Calculate the radius of the capillary tube if, when it is dipped vertially into a beaker of water, the water stands 35 cm higher in capillary tube than in the beaker. Surface of water is `0.073 Nm^(-1)`.

To calculate the radius of the capillary tube, we can use the formula that relates the height of the liquid column in the capillary tube to the surface tension, density, and gravitational acceleration.
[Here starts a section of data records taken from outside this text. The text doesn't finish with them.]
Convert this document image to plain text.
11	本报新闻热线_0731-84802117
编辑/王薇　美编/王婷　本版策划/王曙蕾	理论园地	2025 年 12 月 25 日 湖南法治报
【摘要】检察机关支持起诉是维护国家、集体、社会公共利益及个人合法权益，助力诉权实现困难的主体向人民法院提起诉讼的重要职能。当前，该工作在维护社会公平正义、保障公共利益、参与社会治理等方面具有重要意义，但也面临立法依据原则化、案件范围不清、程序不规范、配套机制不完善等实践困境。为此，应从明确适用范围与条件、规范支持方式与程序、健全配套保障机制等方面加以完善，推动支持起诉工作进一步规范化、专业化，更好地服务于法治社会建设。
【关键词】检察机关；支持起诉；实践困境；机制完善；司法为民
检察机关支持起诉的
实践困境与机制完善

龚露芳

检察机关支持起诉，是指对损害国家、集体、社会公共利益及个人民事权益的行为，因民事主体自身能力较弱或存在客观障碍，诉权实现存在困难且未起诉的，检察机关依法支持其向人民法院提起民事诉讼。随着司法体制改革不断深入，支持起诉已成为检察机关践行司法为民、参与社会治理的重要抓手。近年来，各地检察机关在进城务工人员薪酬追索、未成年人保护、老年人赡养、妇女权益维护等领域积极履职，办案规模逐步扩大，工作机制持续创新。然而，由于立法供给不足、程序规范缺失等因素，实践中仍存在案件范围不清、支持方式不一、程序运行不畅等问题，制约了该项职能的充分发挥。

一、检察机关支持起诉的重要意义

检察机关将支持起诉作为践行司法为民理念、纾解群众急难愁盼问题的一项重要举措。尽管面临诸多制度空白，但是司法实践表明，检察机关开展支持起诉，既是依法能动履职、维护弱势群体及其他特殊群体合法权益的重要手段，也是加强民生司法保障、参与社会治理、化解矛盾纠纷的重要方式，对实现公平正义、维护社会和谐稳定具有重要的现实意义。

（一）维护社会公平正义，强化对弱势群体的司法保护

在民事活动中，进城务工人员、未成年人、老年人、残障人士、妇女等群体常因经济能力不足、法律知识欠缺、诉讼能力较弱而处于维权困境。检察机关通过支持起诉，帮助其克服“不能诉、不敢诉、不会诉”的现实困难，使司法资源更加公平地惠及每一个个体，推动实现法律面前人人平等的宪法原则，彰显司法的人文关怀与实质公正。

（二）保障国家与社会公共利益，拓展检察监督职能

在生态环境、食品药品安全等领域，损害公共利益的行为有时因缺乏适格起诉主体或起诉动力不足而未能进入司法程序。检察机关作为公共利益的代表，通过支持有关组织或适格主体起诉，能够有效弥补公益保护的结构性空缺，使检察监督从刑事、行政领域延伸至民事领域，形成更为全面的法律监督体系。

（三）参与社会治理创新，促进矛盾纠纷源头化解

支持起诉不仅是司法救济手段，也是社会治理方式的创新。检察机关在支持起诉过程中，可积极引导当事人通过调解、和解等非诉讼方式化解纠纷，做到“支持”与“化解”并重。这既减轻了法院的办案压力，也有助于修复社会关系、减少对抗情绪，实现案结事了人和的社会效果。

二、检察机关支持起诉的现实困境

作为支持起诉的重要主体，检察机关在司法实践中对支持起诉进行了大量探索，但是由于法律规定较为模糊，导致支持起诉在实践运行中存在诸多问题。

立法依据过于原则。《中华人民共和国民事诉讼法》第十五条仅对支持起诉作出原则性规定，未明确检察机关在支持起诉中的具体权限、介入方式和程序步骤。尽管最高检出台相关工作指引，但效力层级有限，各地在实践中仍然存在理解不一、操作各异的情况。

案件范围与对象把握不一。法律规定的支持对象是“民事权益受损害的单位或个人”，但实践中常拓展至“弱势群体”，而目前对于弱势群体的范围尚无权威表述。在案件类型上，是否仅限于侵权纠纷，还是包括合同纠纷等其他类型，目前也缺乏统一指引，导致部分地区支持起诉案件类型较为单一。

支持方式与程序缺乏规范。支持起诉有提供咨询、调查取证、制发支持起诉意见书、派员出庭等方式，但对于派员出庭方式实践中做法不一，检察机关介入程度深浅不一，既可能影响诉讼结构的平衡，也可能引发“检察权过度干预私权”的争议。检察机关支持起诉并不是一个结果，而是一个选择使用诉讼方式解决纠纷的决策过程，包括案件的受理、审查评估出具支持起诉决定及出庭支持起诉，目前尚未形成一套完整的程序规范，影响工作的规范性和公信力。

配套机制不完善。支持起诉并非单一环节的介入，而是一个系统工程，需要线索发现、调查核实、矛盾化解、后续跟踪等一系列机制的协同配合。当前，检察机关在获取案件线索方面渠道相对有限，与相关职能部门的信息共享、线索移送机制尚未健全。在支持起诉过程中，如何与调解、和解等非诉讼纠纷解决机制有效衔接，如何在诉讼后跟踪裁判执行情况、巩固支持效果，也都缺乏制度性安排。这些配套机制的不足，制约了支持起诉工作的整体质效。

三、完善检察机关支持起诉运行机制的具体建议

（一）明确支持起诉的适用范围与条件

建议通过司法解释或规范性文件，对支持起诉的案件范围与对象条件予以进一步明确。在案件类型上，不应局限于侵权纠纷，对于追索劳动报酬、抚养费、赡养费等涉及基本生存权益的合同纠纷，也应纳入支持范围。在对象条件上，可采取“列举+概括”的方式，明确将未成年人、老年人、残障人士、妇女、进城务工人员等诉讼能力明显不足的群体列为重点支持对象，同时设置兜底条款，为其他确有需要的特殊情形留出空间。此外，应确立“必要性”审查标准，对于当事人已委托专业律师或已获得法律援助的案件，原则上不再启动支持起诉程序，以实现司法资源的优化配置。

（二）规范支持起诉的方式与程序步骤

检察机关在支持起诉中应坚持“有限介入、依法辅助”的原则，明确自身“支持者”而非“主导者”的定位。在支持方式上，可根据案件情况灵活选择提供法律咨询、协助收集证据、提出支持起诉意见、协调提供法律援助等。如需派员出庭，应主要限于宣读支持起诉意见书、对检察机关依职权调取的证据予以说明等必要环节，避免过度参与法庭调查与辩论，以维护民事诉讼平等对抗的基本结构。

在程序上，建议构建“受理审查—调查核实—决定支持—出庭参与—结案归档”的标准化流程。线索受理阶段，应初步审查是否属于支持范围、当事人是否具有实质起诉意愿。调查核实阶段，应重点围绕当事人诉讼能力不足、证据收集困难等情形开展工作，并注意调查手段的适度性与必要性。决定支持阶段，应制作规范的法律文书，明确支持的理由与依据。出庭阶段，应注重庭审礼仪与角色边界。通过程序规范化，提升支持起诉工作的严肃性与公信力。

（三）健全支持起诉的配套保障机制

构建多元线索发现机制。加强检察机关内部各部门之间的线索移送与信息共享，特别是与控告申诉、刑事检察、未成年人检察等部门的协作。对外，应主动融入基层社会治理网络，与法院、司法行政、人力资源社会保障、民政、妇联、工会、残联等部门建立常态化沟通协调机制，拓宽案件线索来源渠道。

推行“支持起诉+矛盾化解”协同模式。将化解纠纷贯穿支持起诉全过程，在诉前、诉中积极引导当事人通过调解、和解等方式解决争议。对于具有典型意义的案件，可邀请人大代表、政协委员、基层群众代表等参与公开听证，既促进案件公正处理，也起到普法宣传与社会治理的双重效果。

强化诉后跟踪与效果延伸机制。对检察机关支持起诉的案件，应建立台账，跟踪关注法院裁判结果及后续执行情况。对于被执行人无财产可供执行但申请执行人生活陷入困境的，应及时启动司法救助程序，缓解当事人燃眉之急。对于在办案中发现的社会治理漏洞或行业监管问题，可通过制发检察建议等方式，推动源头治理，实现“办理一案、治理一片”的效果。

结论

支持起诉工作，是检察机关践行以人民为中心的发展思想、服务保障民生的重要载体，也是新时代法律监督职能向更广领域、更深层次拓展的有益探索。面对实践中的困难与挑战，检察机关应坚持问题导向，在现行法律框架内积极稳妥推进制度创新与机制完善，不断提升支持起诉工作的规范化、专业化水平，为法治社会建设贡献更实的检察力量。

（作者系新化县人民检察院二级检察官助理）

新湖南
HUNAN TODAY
The formula is given by: \[ h = \frac{2 \sigma}{\rho g r} \] Where: - \( h \) = height of the liquid column (in meters) - \( \sigma \) = surface tension of the liquid (in N/m) - \( \rho \) = density of the liquid (in kg/m³) - \( g \) = acceleration due to gravity (in m/s²) - \( r \) = radius of the capillary tube (in meters) ### Step 1: Convert the height from cm to meters Given that the height \( h \) is 35 cm, we convert it to meters: \[ h = 35 \, \text{cm} = 0.35 \, \text{m} \] ### Step 2: Identify the known values - Surface tension \( \sigma = 0.073 \, \text{N/m} \) - Density of water \( \rho = 1000 \, \text{kg/m}^3 \) - Acceleration due to gravity \( g = 9.8 \, \text{m/s}^2 \) ### Step 3: Rearrange the formula to solve for the radius \( r \) Rearranging the formula to isolate \( r \): \[ r = \frac{2 \sigma}{\rho g h} \] ### Step 4: Substitute the known values into the formula Substituting the known values into the rearranged formula: \[ r = \frac{2 \times 0.073}{1000 \times 9.8 \times 0.35} \] ### Step 5: Calculate the value of \( r \) Calculating the numerator: \[ 2 \times 0.073 = 0.146 \] Calculating the denominator: \[ 1000 \times 9.8 \times 0.35 = 3430 \] Now, substituting these values into the equation for \( r \): \[ r = \frac{0.146}{3430} \approx 4.26 \times 10^{-5} \, \text{m} \] ### Step 6: Final answer Thus, the radius of the capillary tube is approximately: \[ r \approx 4.3 \times 10^{-5} \, \text{m} \]